= Harh =

Fourth month of the Punjabi calendar

Hāṛh (Gurmukhi: ਹਾੜ੍ਹ; Shahmukhi: , /pa/) is the fourth month of the Punjabi calendar and the Nanakshahi calendar. The Nanakshahi solar month begins on June 15th, after Jeth I, and ends on July 16th, with Sawan following. The traditional Punjabi Bikrami lunisolar month begins on the day after the Jeth full moon and ends on the Harh full moon.

This month coincides with Ashadha in the Hindu calendar and the Indian national calendar, and June and July of the Gregorian and Julian calendars and is 31 days in length.

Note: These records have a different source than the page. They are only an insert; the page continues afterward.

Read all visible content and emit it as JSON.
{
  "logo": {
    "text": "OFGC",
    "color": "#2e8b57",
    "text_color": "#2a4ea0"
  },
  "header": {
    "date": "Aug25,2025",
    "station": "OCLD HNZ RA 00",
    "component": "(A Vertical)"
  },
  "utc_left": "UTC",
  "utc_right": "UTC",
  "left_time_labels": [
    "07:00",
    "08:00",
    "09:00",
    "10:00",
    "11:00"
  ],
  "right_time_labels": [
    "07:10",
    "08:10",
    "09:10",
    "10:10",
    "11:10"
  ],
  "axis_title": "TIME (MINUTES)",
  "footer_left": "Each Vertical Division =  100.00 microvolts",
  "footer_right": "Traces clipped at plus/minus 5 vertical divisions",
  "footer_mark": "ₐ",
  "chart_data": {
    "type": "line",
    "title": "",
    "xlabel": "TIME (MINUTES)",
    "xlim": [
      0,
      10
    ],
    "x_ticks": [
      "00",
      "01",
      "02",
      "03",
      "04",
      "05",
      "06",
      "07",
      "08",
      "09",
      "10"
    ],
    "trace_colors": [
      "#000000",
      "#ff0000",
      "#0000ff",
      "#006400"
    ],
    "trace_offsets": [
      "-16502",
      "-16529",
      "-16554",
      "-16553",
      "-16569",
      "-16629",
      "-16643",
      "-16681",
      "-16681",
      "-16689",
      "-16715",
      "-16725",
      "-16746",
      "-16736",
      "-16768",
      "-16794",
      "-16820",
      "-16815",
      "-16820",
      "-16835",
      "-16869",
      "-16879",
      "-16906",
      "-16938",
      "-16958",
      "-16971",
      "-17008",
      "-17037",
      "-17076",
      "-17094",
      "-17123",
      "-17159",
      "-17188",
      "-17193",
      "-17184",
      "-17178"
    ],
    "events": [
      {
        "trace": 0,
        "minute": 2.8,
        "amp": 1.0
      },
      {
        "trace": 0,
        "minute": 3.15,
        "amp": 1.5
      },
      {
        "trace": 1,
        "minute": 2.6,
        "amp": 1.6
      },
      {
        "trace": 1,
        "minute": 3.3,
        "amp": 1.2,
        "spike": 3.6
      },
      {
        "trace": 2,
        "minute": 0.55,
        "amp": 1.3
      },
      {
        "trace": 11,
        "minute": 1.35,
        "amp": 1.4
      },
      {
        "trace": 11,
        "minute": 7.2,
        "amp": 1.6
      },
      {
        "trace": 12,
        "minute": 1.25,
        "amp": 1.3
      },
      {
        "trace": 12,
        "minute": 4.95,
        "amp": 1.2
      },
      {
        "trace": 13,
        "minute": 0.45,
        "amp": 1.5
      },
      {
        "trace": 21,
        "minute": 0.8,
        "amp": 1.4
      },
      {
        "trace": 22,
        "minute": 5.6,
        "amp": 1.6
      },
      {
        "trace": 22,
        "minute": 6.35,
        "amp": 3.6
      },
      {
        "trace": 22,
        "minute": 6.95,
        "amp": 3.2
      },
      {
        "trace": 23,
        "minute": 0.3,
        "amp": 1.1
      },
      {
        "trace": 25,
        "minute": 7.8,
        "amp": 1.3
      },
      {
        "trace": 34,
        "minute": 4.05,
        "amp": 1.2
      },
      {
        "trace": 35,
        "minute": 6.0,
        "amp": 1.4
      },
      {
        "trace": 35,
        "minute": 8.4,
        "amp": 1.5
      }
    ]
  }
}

==Important events during this month==
===June===
- June 15 (1 Harh) - The start of the month Harh
- June 16 (2 Harh) - Shaheedi (Martyrdom) of Guru Arjan Dev Ji

===July===
- July 2 (18 Harh) - Formation of Sri Akal Takht
- July 5 (21 Harh) - Birth of Guru Har Gobind Ji / 21 Harh
- July 16 (1 Sawan) - The end of the month Harh and the start of Sawan

=== Hindu Festivals Based on Lunar Dates ===
- Harh 30: Guru Punnia (ਗੁਰੂ ਪੁੰਨਿਆ) - A day commemorating ancient sages and scholars such as Veda Vyasa, the author of the Mahabharata. Hindus express gratitude to their gurus (spiritual teachers) on their day and offer dakshina to their gurus.